Manuel Valls giflé se fait violemment provoquer par un auditeur sur France Inter (Vidéo)

Manuel Valls giflé se fait violemment provoquer par un auditeur sur France Inter (Vidéo)

Après avoir été giflé la veille par un jeune homme lors d’un déplacement en Bretagne, Manuel Valls était ce mercredi matin l’invité de Patrick Cohen sur "France Inter". Et alors que la parole était donnée à un auditeur, ce dernier n’a pas hésité à provoquer l’ancien premier ministre en faisant référence à cette fameuse gifle. Une séquence à retrouver sur notre site Non Stop Zapping.

Depuis mardi, les images de la gifle qu’a reçue Manuel Valls à Lamballe (Côtes-d'Armor) font le tour des médias et des réseaux sociaux. Après cet incident, l’ancien premier ministre s’est exprimé devant les caméras. "Vous trouverez toujours des individus qui veulent empêcher la démocratie de s’exprimer, qui veulent considérer que c’est la violence qui doit s’exprimer (…) Je n’ai pas peur du contact avec les Français. Je suis courageux… Pas physiquement, ce n'est pas le sujet, mais parce que je veux dire la vérité aux Français."

"La claque, on est 66 millions à vouloir te la mettre"
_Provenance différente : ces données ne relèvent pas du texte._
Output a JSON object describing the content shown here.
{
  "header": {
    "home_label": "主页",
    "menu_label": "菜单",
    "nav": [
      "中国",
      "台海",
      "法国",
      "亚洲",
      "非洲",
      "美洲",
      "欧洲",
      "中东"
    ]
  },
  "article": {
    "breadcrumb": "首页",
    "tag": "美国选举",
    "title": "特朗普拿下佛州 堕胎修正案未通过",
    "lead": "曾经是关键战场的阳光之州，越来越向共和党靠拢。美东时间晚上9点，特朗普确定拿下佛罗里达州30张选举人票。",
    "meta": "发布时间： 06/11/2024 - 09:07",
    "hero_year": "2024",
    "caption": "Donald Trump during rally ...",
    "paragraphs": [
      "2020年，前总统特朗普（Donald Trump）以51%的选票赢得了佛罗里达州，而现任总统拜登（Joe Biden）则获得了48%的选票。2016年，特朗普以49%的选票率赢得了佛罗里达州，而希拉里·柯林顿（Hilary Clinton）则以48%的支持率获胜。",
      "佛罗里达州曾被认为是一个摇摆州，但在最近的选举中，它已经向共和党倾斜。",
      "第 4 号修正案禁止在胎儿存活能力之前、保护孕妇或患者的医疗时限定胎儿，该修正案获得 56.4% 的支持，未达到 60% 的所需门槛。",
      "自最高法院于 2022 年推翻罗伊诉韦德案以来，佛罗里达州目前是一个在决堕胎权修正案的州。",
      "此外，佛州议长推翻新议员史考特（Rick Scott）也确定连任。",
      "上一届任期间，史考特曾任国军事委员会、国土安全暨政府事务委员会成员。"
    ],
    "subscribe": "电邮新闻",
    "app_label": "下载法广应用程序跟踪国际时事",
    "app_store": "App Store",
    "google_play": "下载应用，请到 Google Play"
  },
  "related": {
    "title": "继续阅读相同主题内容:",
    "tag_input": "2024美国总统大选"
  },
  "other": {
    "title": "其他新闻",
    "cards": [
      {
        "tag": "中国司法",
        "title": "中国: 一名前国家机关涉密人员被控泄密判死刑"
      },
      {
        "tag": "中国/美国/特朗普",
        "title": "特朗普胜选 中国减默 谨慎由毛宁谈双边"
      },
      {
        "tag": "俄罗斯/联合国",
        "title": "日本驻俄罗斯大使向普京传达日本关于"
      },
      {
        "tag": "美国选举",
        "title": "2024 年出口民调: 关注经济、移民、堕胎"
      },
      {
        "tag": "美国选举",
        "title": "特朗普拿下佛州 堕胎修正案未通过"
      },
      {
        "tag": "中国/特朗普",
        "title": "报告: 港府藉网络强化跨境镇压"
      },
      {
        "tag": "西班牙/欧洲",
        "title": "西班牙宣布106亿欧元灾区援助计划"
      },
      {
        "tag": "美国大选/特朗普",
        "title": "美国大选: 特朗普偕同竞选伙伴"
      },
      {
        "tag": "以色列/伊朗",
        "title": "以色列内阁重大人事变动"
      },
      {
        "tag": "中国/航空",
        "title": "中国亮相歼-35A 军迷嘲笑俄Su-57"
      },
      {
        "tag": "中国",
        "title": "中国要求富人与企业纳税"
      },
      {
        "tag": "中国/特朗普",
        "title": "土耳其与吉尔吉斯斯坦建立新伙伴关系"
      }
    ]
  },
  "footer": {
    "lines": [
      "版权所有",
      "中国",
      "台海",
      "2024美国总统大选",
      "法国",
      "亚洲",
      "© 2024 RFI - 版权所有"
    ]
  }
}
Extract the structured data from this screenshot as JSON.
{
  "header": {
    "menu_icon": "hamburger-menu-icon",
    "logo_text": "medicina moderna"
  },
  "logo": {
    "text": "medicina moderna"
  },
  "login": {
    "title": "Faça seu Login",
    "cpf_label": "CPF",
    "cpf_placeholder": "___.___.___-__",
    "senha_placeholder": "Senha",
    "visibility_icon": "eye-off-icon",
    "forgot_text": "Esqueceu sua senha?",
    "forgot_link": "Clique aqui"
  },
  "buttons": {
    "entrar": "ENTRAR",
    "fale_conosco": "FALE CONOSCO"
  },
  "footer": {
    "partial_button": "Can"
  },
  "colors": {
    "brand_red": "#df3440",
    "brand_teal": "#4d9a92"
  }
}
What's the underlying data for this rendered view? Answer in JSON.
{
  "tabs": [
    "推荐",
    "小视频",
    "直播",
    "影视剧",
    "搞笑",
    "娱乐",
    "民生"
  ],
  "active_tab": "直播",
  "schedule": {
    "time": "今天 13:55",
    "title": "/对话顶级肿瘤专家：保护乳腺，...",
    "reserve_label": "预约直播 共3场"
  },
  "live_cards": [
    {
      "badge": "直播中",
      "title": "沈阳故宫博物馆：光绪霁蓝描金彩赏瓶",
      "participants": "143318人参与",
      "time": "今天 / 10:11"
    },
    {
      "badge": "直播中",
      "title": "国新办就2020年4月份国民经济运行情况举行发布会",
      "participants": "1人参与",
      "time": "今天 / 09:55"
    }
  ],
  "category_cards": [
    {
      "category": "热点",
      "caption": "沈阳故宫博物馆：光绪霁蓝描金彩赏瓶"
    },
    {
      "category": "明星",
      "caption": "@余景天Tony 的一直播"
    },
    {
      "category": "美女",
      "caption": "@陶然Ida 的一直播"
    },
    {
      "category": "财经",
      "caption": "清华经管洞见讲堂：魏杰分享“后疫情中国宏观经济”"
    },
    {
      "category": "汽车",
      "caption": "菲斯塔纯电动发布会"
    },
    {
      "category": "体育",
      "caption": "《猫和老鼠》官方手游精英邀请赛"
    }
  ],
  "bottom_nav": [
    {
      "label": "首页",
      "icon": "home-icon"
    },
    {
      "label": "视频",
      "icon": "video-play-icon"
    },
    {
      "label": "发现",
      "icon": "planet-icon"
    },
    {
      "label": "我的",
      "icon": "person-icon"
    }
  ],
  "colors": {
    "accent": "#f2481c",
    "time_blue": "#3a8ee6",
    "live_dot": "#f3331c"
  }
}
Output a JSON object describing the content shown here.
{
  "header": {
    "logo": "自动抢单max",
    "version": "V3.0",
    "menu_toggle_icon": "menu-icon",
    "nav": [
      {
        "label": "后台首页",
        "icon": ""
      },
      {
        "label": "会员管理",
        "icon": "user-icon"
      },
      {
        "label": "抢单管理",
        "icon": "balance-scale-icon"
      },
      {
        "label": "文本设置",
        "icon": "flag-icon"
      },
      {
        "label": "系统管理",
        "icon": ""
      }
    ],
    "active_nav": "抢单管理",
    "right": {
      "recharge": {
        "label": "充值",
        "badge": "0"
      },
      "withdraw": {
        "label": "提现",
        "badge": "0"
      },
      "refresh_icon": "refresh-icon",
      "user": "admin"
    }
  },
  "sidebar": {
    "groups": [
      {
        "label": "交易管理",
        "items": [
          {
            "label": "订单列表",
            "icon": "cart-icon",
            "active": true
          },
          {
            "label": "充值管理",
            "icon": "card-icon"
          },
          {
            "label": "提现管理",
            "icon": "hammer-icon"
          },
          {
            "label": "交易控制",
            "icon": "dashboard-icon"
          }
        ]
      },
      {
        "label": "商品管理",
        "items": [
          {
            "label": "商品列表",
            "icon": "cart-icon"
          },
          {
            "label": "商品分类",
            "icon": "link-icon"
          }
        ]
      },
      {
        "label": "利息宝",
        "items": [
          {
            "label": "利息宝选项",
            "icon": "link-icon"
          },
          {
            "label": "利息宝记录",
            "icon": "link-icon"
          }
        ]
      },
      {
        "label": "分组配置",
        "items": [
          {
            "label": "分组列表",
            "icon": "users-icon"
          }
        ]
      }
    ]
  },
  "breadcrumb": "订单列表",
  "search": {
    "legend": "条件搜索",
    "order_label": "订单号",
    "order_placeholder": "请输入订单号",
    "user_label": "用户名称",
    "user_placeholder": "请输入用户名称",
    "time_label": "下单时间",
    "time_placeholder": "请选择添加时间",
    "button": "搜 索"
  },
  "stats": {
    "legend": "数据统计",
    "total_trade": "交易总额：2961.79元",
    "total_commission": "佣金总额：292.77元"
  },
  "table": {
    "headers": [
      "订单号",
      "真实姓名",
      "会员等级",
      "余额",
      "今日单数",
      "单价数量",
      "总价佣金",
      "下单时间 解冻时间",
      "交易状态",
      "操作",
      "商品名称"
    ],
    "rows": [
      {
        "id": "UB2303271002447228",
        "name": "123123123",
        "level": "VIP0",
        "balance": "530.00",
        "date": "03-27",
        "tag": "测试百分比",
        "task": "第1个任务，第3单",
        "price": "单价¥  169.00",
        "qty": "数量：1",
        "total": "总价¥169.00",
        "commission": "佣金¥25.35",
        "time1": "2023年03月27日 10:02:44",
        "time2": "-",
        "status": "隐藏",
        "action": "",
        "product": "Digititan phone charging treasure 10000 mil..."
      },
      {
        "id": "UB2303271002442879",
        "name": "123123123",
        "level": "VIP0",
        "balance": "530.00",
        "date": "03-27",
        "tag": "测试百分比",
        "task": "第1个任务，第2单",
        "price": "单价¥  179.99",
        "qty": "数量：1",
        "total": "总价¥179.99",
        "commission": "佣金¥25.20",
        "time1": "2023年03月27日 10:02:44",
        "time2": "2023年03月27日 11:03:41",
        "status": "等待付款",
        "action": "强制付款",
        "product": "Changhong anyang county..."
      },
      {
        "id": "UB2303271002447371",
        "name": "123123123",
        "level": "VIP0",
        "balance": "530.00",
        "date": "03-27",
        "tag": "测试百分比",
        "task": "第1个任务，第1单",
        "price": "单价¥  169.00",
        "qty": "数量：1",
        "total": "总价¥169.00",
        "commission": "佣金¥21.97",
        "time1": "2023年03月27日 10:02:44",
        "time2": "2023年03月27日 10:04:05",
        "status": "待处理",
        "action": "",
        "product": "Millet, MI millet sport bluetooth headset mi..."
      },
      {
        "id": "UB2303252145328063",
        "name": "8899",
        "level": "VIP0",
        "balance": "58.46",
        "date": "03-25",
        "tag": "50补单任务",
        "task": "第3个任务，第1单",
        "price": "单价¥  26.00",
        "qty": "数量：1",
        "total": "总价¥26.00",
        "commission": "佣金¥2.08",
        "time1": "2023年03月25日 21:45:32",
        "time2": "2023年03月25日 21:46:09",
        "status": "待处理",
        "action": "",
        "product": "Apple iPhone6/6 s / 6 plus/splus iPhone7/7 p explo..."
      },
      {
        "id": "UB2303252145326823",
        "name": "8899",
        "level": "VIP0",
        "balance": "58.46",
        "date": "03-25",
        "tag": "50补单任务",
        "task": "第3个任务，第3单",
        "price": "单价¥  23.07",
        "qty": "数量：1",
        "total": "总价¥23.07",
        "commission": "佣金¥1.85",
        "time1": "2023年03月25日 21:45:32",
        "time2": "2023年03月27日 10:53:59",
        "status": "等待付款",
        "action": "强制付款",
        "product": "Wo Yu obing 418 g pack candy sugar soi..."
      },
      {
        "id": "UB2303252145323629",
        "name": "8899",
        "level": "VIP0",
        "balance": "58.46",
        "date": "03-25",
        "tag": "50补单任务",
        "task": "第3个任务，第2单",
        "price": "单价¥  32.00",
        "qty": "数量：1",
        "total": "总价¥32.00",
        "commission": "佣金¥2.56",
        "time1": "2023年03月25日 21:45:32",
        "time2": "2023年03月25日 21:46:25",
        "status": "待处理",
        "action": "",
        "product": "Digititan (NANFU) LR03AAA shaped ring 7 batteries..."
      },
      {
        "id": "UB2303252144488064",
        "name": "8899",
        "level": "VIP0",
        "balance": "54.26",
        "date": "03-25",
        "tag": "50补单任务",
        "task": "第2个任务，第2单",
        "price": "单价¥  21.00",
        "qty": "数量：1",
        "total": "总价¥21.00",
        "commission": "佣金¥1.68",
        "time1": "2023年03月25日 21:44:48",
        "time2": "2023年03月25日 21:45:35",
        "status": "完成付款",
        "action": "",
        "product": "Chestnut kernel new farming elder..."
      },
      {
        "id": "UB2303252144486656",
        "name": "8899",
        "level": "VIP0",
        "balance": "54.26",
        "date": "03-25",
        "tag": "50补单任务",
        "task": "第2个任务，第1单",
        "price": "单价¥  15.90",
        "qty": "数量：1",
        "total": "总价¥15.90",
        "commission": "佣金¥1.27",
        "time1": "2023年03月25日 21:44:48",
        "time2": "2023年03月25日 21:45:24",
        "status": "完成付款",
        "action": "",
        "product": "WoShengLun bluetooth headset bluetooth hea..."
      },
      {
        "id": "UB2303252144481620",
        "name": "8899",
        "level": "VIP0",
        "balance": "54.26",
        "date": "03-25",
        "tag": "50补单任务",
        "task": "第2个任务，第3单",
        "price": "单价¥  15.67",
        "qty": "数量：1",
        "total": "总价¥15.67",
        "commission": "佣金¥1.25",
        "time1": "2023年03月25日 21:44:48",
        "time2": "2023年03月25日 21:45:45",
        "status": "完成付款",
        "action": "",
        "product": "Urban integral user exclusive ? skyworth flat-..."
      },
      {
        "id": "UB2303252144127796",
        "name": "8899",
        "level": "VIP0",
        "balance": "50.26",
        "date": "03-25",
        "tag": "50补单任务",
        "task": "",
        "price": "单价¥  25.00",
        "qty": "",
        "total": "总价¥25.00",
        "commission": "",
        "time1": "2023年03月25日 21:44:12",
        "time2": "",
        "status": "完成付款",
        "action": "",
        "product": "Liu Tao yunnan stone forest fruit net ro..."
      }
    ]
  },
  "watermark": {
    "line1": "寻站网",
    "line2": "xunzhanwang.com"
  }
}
Puis, Manuel Valls a également commenté cette gifle sur son compte Twitter. "Rien, et surtout pas la violence, ne m’empêchera d’allers vers les Français. Je suis déterminé à leur parler et à faire gagner la gauche", a-t-il écrit. Et ce mercredi matin, Manuel Valls, qui va porter plainte contre l’auteur de la gifle, était l’invité de Patrick Cohen sur "France Inter". Et alors qu’il répondait aux questions des auditeurs, le candidat à la primaire de la gauche s’est fait provoquer par l’un d’entre eux. "Bonjour Manuel, saut Manu, je ne sais pas si tu trouves ça normal ou pas, mais je pense que la claque, on est 66 millions à vouloir te la mettre. C’était juste trop bon sans déconner, il a été parfait le bonhomme, c’était juste génial", a-t-il lancé provoquant un malaise sur le plateau. Patrick Cohen a ensuite coupé l’auditeur en déclarant : "Cet appel à la violence sur France Inter c'est non, désolé, c’est non."